As a heuristic for why it should not be surprising that the game is so limited, note that by the prime number theorem, there are about $\frac{N}{\log N}$ primes less than $N$, so the probability of a random $n$-digit number being prime is about $\frac{1}{\log(10^n)}=\frac{1}{n\log(10)}$. Assuming that the primality of a number is independent from the primality of a number obtained by adding a digit at the end (which seems like a reasonable heuristic assumption), this gives that there are about $\frac{10}{\log(10)}$ $1$-digit numbers that are valid positions in this game, and then $\frac{10}{\log(10)}\cdot\frac{10}{2\log(10)}$ $2$-digit numbers, and in general $\frac{10^n}{n!\log(10)^n}$ $n$-digit numbers. Adding up all the valid positions (including the empty string at the start) gives about $$\sum_{n=0}^\infty\frac{10^n}{n!\log(10)^n}=e^{10/\log(10)}\approx 77$$ total positions. In fact, this heuristic estimate is not far from the actual value, which is $84$.

Solution 2:

As mentioned by others, it isn't too hard to create the whole trie.

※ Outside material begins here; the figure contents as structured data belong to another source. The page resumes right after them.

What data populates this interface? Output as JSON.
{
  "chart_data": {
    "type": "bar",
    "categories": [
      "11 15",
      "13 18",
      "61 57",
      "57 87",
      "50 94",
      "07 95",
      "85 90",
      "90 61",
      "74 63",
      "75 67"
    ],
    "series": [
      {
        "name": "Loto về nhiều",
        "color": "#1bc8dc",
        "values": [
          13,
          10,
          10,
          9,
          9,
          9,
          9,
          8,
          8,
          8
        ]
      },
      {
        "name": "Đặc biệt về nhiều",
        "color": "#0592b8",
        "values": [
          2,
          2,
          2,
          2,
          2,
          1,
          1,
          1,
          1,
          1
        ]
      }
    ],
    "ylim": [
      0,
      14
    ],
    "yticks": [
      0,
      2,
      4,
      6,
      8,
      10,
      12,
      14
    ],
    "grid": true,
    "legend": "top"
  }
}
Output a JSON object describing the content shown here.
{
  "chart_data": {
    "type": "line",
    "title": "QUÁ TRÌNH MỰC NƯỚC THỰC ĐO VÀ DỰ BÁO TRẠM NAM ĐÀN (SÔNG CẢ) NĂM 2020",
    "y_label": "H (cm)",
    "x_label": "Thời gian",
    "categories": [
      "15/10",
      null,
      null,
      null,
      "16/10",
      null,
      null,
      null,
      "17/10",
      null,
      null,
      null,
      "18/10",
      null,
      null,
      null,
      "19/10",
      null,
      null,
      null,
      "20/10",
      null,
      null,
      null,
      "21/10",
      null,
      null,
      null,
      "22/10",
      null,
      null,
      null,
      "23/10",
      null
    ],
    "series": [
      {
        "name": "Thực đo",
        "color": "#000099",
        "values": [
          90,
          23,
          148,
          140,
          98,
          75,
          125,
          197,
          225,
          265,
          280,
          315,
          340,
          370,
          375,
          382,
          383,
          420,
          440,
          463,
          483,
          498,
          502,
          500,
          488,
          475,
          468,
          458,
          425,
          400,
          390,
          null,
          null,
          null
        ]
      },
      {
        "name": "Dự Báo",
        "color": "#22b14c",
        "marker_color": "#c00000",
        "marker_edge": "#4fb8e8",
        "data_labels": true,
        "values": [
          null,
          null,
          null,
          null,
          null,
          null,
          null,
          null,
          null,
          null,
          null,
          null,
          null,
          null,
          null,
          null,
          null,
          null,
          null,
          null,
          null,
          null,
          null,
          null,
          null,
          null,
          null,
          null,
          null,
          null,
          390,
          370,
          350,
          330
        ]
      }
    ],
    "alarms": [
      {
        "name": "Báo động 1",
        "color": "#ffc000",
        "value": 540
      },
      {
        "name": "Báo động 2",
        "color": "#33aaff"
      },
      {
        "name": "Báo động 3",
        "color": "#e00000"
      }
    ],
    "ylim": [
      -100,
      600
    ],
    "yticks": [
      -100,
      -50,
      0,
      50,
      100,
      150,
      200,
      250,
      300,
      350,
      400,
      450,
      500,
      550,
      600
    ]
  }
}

Player $A$ is green and Player $B$ is orange:

enter image description here

For reference purposes, here's the corresponding Python code. It uses networkx and graphviz:

import networkx as nx
from networkx.drawing.nx_agraph import to_agraph

def is_prime(n):
    if n == 2:
        return True
    if n < 2 or n % 2 == 0:
        return False
    for d in range(3, int(n**0.5) + 1, 2):
        if n % d == 0:
            return False
    return True


def add_prime_leaves_recursively(current_number=0, current_representation='',
                                 base=10, graph=nx.DiGraph(), level=0,
                                 colors=['#FF851B', '#2E8B57']):
    graph.add_node(current_number,
                   label=current_representation,
                   color=colors[level % 2])
    for next_digit in range(base):
        next_number = current_number * base + next_digit
        if is_prime(next_number):
            graph.add_edge(current_number, next_number)
            add_prime_leaves_recursively(
                next_number,
                current_representation + '0123456789ABCDEFGHIJ'[next_digit],
                base, graph, level + 1)
    return graph


G = add_prime_leaves_recursively(base=10)
G.nodes[0]['color'] = 'black'

A = to_agraph(G)
A.draw('prime_number_construction_game.png', prog='dot')

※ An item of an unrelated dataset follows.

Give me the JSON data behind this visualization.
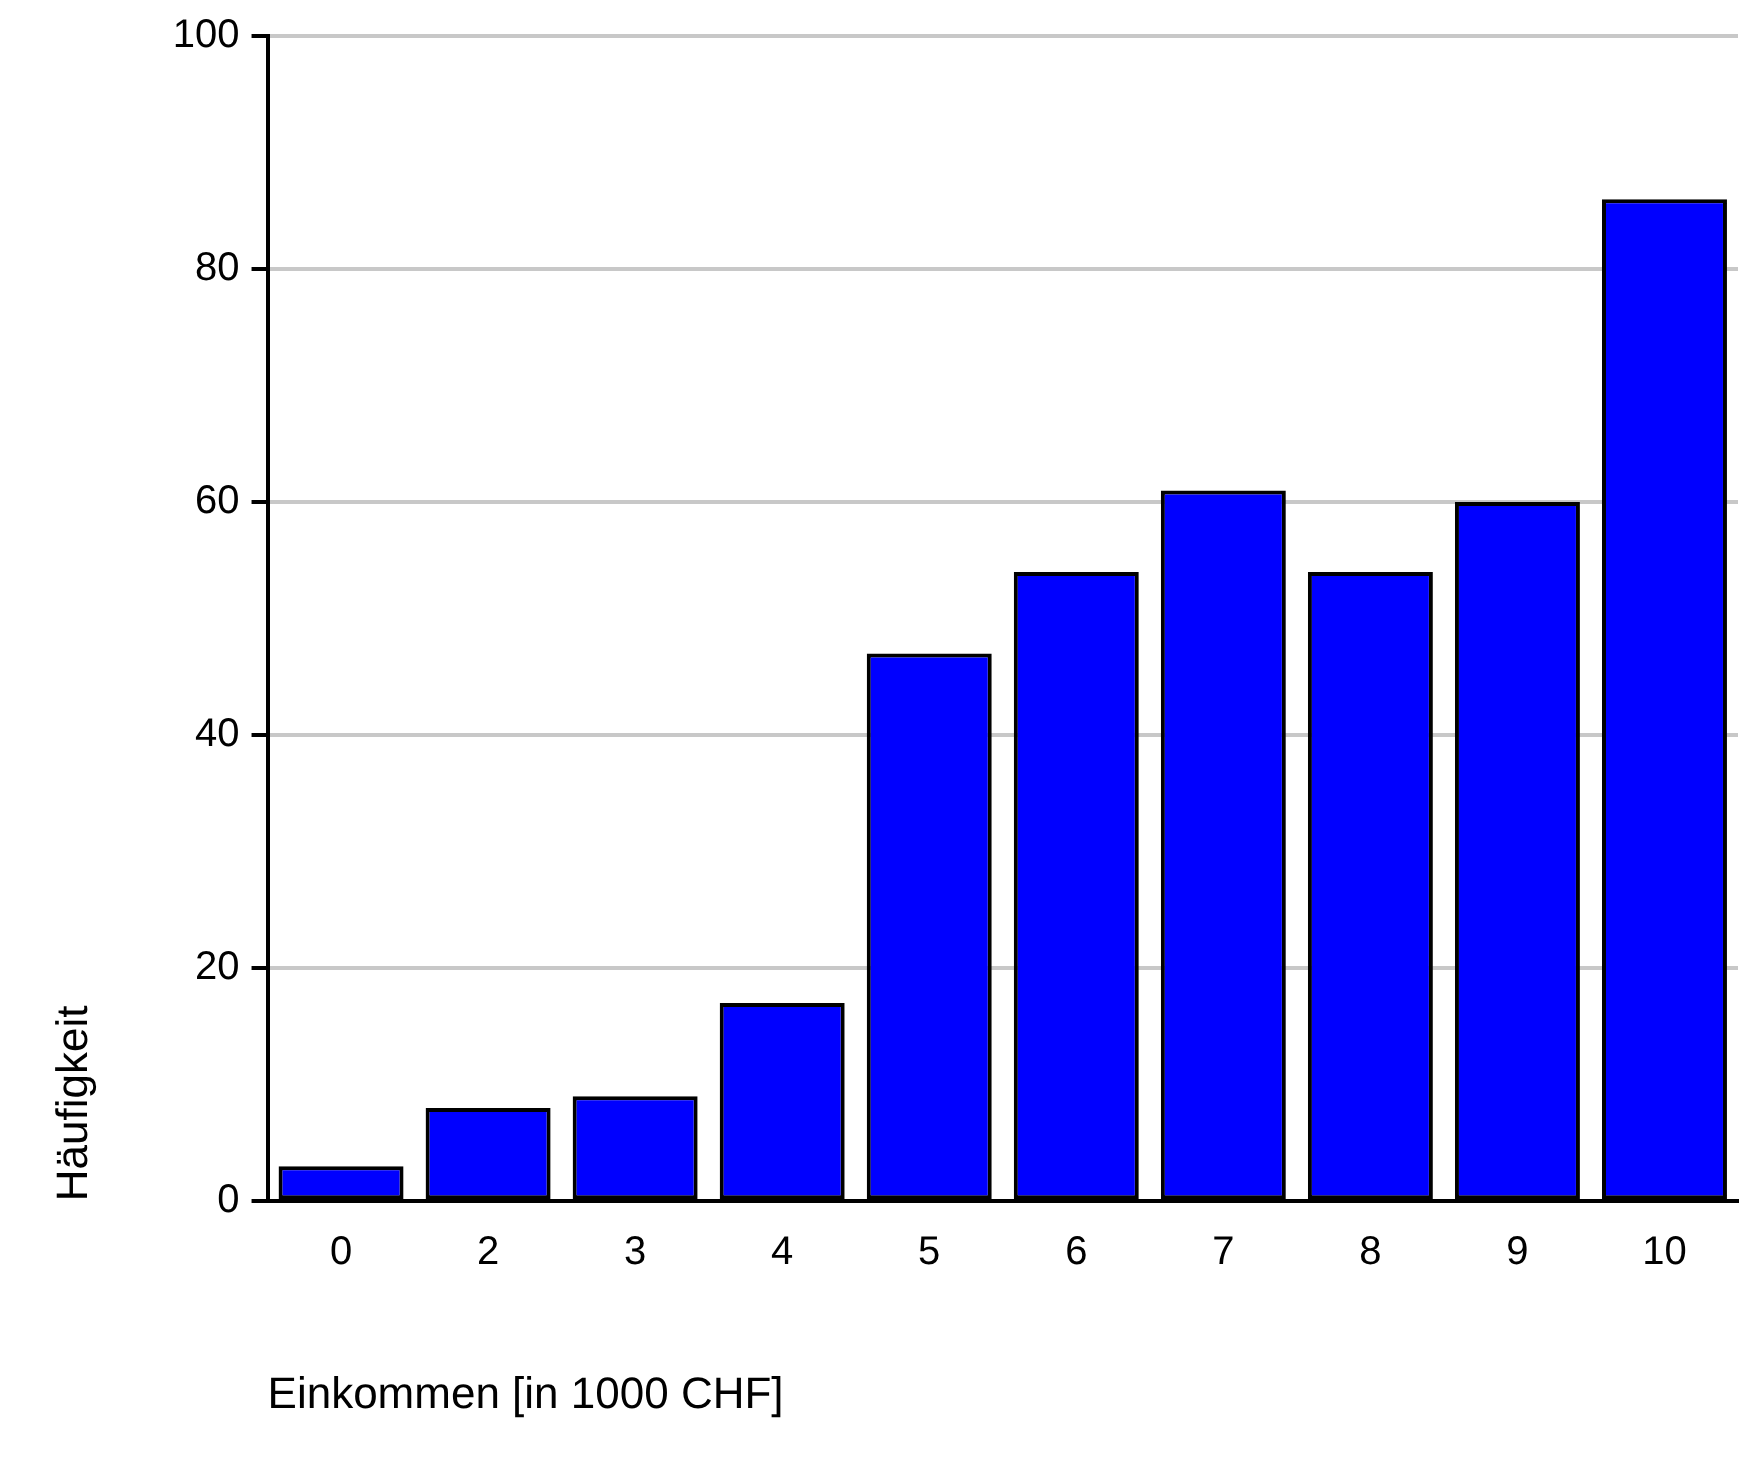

This code can generate the diagram for any base below 20. The game is boring in base 3:

enter image description here

Solution 3:

Since there are "only" 83 right-truncatable primes (and 4260 left-truncatable primes), the game is a finite impartial game (like Nim) and for each position we can compute the corresponding Grundy value. So for example $g(53)=0$. This game is trivial to brute force, but by computing the Grundy values we can consider non-trivial combined games.

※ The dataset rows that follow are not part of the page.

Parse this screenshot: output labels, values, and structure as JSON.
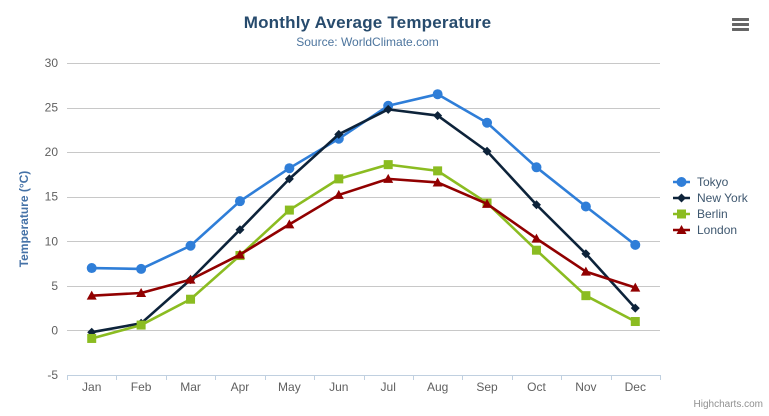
{
  "chart_data": {
    "type": "line",
    "title": "Monthly Average Temperature",
    "subtitle": "Source: WorldClimate.com",
    "xlabel": "",
    "ylabel": "Temperature (°C)",
    "ylim": [
      -5,
      30
    ],
    "ytick_interval": 5,
    "grid": "horizontal-only",
    "legend_position": "right",
    "categories": [
      "Jan",
      "Feb",
      "Mar",
      "Apr",
      "May",
      "Jun",
      "Jul",
      "Aug",
      "Sep",
      "Oct",
      "Nov",
      "Dec"
    ],
    "series": [
      {
        "name": "Tokyo",
        "color": "#2f7ed8",
        "marker": "circle",
        "values": [
          7.0,
          6.9,
          9.5,
          14.5,
          18.2,
          21.5,
          25.2,
          26.5,
          23.3,
          18.3,
          13.9,
          9.6
        ]
      },
      {
        "name": "New York",
        "color": "#0d233a",
        "marker": "diamond",
        "values": [
          -0.2,
          0.8,
          5.7,
          11.3,
          17.0,
          22.0,
          24.8,
          24.1,
          20.1,
          14.1,
          8.6,
          2.5
        ]
      },
      {
        "name": "Berlin",
        "color": "#8bbc21",
        "marker": "square",
        "values": [
          -0.9,
          0.6,
          3.5,
          8.4,
          13.5,
          17.0,
          18.6,
          17.9,
          14.3,
          9.0,
          3.9,
          1.0
        ]
      },
      {
        "name": "London",
        "color": "#910000",
        "marker": "triangle",
        "values": [
          3.9,
          4.2,
          5.7,
          8.5,
          11.9,
          15.2,
          17.0,
          16.6,
          14.2,
          10.3,
          6.6,
          4.8
        ]
      }
    ]
  },
  "credits_label": "Highcharts.com",
  "icons": {
    "export_menu": "hamburger-icon"
  },
  "style_colors": {
    "title": "#274b6d",
    "subtitle": "#4d759e",
    "y_axis_title": "#4572a7",
    "axis_labels": "#606060",
    "grid_line": "#c8c8c8",
    "x_axis_line": "#c0d0e0",
    "legend_text": "#3e576f"
  }
}
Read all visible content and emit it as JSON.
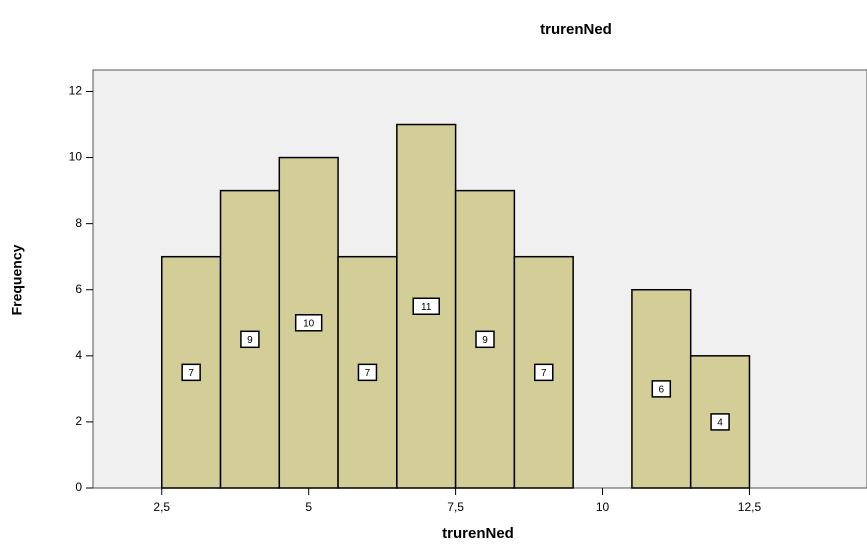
{
  "chart_data": {
    "type": "histogram",
    "title": "trurenNed",
    "x_label": "trurenNed",
    "y_label": "Frequency",
    "bins": [
      2.5,
      3.5,
      4.5,
      5.5,
      6.5,
      7.5,
      8.5,
      9.5,
      10.5,
      11.5,
      12.5
    ],
    "values": [
      7,
      9,
      10,
      7,
      11,
      9,
      7,
      0,
      6,
      4
    ],
    "color": "#d3ce97",
    "xlim": [
      1.33,
      14.5
    ],
    "xticks": [
      {
        "value": 2.5,
        "label": "2,5"
      },
      5,
      {
        "value": 7.5,
        "label": "7,5"
      },
      10,
      {
        "value": 12.5,
        "label": "12,5"
      }
    ],
    "ylim": [
      0,
      12.65
    ],
    "yticks": [
      0,
      2,
      4,
      6,
      8,
      10,
      12
    ],
    "grid": false
  }
}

Note the second player, i.e. player $B$, has a winning strategy:

  • If player $A$ starts with $2$, then player $B$ appends a $9$ and the game is forced to $29399999$.

  • If player $A$ starts with $3$, then player $B$ appends a $7$, and the game is forced to $3793$, or $373393$, or $37337999$.

  • If player $A$ starts with $5$, then player $B$ appends a $3$.

  • If player $A$ starts with $7$, then player $B$ appends a $1$ and the game is forced to $719333$.

P.S. Also the variant proposed by Keith Backman, where a player is allowed to append a digit either to the right or the left, is a finite impartial game. In fact left- or right-truncatable primes are finite, with $149677$ terms (see OEIS A137812) and the largest one is $8939662423123592347173339993799$, so any game ends in at most $31$ moves.